Jimmy Kilkenny

Personal information
- Full name: James Kilkenny
- Date of birth: 21 November 1934
- Place of birth: Stanley, England
- Date of death: 1 April 2003 (aged 68)
- Place of death: Doncaster, England
- Position: Right half

Senior career*
- Years: Team / Apps / (Gls)
- 19??–1952: Annfield Plain
- 1952–1961: Doncaster Rovers / 132 / (1)
- 1961–19??: South Shields

= Jimmy Kilkenny =

English footballer

James Kilkenny (21 November 1934 – 1 April 2003) was a footballer who played as a right half for Doncaster Rovers.

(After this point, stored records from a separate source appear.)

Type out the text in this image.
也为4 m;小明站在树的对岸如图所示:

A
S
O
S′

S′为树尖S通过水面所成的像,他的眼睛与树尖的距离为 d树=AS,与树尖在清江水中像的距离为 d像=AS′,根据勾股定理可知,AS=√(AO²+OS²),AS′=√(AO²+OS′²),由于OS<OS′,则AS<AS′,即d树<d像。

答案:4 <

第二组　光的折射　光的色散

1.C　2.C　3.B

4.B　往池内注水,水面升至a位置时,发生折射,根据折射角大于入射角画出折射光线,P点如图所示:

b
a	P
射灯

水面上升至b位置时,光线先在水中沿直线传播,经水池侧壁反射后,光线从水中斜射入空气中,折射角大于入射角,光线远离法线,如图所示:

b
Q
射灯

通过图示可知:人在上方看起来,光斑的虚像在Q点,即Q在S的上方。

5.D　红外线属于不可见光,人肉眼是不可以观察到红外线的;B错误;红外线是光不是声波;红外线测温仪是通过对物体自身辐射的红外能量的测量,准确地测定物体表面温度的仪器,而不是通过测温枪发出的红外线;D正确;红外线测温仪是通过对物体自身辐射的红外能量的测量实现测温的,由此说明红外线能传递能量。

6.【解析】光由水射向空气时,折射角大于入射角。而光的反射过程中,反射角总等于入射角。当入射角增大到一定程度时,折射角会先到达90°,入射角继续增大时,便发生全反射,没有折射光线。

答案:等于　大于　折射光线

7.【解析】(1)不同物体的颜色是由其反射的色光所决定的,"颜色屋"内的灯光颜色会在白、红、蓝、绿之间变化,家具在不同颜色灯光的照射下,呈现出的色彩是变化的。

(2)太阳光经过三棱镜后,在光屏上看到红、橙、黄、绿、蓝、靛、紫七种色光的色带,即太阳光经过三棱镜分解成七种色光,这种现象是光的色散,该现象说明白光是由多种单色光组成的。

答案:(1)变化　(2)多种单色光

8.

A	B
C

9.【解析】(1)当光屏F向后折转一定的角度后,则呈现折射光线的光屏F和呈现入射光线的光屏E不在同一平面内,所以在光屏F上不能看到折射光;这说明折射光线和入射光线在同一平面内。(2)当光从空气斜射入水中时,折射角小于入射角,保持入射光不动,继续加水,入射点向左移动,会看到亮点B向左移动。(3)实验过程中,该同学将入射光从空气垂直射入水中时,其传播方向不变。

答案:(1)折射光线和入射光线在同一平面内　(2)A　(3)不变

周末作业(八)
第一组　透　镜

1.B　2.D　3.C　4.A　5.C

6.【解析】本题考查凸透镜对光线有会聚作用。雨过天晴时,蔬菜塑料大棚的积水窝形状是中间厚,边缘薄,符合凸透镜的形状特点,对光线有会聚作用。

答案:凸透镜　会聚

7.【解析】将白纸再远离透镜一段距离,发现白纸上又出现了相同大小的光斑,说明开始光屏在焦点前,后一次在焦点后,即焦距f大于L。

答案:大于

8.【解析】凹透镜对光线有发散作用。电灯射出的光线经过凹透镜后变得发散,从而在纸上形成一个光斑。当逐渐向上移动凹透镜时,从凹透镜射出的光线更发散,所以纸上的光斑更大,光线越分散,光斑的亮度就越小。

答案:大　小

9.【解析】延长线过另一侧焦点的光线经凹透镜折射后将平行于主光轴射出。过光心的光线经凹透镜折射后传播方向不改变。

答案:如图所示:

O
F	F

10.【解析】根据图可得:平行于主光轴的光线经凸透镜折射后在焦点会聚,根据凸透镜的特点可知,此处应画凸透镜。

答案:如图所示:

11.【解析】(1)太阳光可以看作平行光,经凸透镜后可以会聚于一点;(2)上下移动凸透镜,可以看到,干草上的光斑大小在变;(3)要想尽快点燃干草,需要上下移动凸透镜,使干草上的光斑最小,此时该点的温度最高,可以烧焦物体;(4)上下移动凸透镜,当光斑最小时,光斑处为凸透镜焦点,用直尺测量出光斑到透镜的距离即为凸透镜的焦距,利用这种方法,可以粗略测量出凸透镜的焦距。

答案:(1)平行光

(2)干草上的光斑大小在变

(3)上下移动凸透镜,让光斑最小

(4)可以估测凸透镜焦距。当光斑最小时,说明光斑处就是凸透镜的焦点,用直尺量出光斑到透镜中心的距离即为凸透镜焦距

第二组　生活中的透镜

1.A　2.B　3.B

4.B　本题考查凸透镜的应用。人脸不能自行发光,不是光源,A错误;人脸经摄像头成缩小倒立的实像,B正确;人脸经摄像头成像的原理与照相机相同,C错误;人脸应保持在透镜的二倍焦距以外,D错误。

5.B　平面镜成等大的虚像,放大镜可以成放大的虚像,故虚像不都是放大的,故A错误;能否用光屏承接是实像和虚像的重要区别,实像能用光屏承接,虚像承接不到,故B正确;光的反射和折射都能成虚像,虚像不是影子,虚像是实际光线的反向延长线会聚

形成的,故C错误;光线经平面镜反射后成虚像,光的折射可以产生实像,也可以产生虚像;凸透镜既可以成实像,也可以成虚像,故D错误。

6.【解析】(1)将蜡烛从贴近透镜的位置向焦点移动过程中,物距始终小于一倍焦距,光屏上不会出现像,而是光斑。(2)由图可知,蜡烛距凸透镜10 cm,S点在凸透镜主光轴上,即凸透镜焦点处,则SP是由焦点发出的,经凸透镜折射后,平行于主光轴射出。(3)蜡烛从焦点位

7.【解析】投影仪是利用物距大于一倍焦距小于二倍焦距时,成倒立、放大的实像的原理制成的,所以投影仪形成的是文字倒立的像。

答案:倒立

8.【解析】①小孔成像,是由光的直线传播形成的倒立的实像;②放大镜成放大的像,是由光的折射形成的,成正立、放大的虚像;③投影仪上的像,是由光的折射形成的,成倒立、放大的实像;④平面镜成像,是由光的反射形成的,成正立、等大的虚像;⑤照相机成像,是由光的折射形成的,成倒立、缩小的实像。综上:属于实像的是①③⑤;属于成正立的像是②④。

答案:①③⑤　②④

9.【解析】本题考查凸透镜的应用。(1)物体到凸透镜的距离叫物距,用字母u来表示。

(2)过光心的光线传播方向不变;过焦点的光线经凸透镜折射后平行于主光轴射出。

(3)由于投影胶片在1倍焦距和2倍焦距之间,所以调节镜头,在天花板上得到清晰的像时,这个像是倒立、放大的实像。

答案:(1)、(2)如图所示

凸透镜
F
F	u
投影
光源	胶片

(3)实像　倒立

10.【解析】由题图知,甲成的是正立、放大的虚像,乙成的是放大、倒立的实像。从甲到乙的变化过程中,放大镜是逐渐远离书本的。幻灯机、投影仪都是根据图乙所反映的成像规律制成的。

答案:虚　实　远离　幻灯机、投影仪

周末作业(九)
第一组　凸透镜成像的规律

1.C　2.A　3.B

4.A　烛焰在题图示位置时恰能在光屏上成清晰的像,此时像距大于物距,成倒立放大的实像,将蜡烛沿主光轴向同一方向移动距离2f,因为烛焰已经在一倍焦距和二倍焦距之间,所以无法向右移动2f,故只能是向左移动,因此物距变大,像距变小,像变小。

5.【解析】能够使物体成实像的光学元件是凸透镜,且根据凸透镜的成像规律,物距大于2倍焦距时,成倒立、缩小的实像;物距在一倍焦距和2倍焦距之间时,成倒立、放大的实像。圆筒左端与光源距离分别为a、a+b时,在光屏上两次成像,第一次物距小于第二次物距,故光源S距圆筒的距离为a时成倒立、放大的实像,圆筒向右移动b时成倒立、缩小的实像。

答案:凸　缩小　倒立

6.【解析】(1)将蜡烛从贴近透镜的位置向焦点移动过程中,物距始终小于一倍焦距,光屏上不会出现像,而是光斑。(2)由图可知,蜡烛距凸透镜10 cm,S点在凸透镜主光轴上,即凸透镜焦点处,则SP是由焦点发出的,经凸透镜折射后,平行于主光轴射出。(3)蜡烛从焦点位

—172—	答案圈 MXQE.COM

He started off playing for his local club Annfield Plain in the North Eastern League. As a 17-year-old, in 1952 he was signed by English second division club Doncaster Rovers, his debut being in a 3–2 home victory against Bristol City on 26 November 1955.

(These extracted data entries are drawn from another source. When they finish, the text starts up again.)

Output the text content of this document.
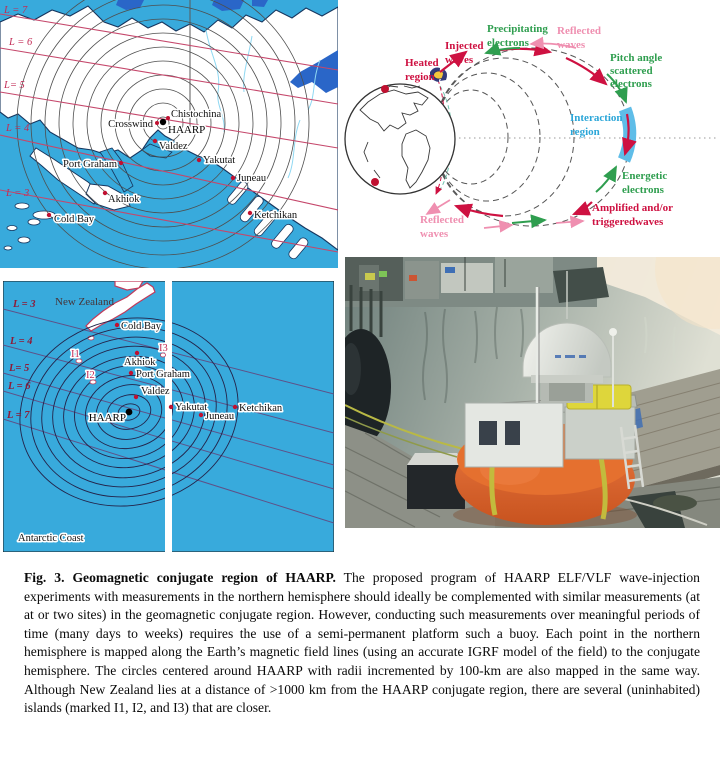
L = 7
L = 6
L= 5
L = 4
L = 3
Chistochina
Crosswind HAARP
Valdez
Port Graham	Yakutat
Juneau
Akhiok
Cold Bay	Ketchikan
Heated region
Injected waves
Precipitating electrons
Reflected waves
Pitch angle scattered electrons
Interaction region
Energetic electrons
Amplified and/or triggeredwaves
Reflected waves
L = 3
L = 4
L= 5
L = 6
L = 7
New Zealand
Antarctic Coast
I1
I2
I3
Cold Bay
Akhiok
Port Graham
Valdez
Yakutat
HAARP	Juneau
Ketchikan
Fig. 3. Geomagnetic conjugate region of HAARP. The proposed program of HAARP ELF/VLF wave-injection experiments with measurements in the northern hemisphere should ideally be complemented with similar measurements (at at or two sites) in the geomagnetic conjugate region. However, conducting such measurements over meaningful periods of time (many days to weeks) requires the use of a semi-permanent platform such a buoy. Each point in the northern hemisphere is mapped along the Earth’s magnetic field lines (using an accurate IGRF model of the field) to the conjugate hemisphere. The circles centered around HAARP with radii incremented by 100-km are also mapped in the same way. Although New Zealand lies at a distance of >1000 km from the HAARP conjugate region, there are several (uninhabited) islands (marked I1, I2, and I3) that are closer.
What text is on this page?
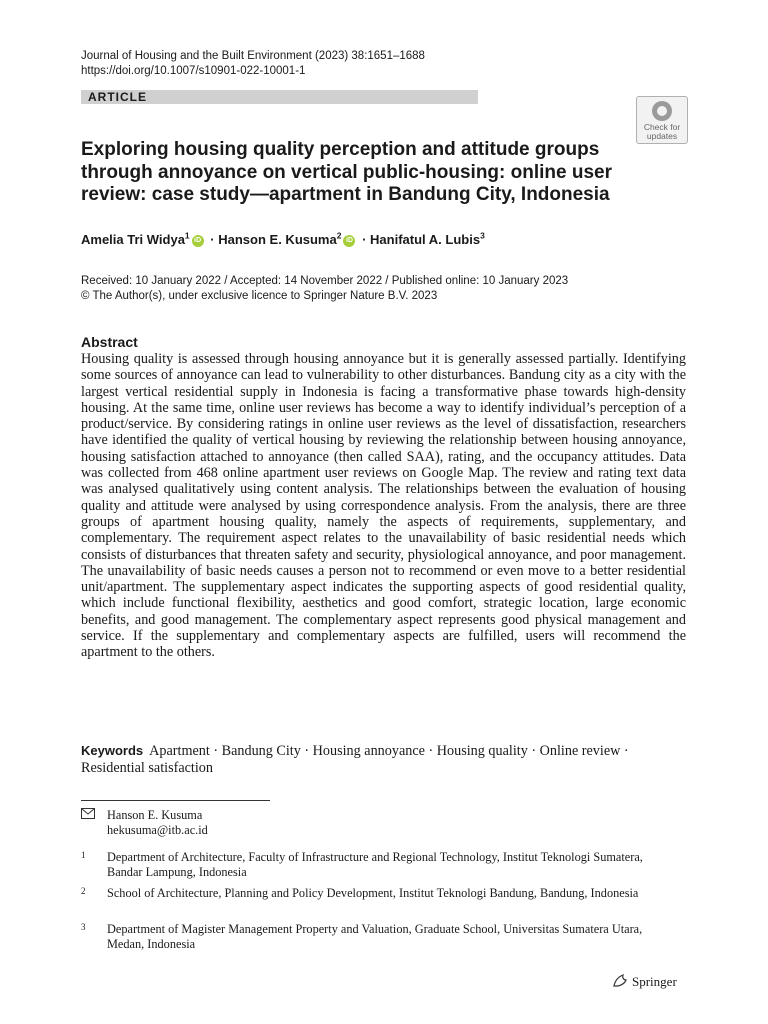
Journal of Housing and the Built Environment (2023) 38:1651–1688
https://doi.org/10.1007/s10901-022-10001-1
ARTICLE
Check for
updates
Exploring housing quality perception and attitude groups through annoyance on vertical public-housing: online user review: case study—apartment in Bandung City, Indonesia
Amelia Tri Widya$^1$ iD · Hanson E. Kusuma$^2$ iD · Hanifatul A. Lubis$^3$
Received: 10 January 2022 / Accepted: 14 November 2022 / Published online: 10 January 2023
© The Author(s), under exclusive licence to Springer Nature B.V. 2023
Abstract

Housing quality is assessed through housing annoyance but it is generally assessed partially. Identifying some sources of annoyance can lead to vulnerability to other disturbances. Bandung city as a city with the largest vertical residential supply in Indonesia is facing a transformative phase towards high-density housing. At the same time, online user reviews has become a way to identify individual’s perception of a product/service. By considering ratings in online user reviews as the level of dissatisfaction, researchers have identified the quality of vertical housing by reviewing the relationship between housing annoyance, housing satisfaction attached to annoyance (then called SAA), rating, and the occupancy attitudes. Data was collected from 468 online apartment user reviews on Google Map. The review and rating text data was analysed qualitatively using content analysis. The relationships between the evaluation of housing quality and attitude were analysed by using correspondence analysis. From the analysis, there are three groups of apartment housing quality, namely the aspects of requirements, supplementary, and complementary. The requirement aspect relates to the unavailability of basic residential needs which consists of disturbances that threaten safety and security, physiological annoyance, and poor management. The unavailability of basic needs causes a person not to recommend or even move to a better residential unit/apartment. The supplementary aspect indicates the supporting aspects of good residential quality, which include functional flexibility, aesthetics and good comfort, strategic location, large economic benefits, and good management. The complementary aspect represents good physical management and service. If the supplementary and complementary aspects are fulfilled, users will recommend the apartment to the others.

Keywords Apartment · Bandung City · Housing annoyance · Housing quality · Online review · Residential satisfaction
Hanson E. Kusuma
hekusuma@itb.ac.id
1 Department of Architecture, Faculty of Infrastructure and Regional Technology, Institut Teknologi Sumatera, Bandar Lampung, Indonesia
2 School of Architecture, Planning and Policy Development, Institut Teknologi Bandung, Bandung, Indonesia
3 Department of Magister Management Property and Valuation, Graduate School, Universitas Sumatera Utara, Medan, Indonesia
Springer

In a match against Liverpool in January 1957, he left Billy Liddell, the Liverpool captain, unconscious and having to leave the field needing three stitches in the head after an aerial duel.

His only league goal came in a 4–0 home victory over Port Vale on 20 April 1957, though he also scored an FA Cup goal in a 2–1 second round win at Tranmere Rovers on 6 December 1958. A serious bout of 'flu in December 1957 left him unfit to play until the following April.

Altogether, Kilkenny played 147 league and cup games for Doncaster, scoring two goals. At the end of the 1960–61 season he left to play for Northern Counties League side South Shields.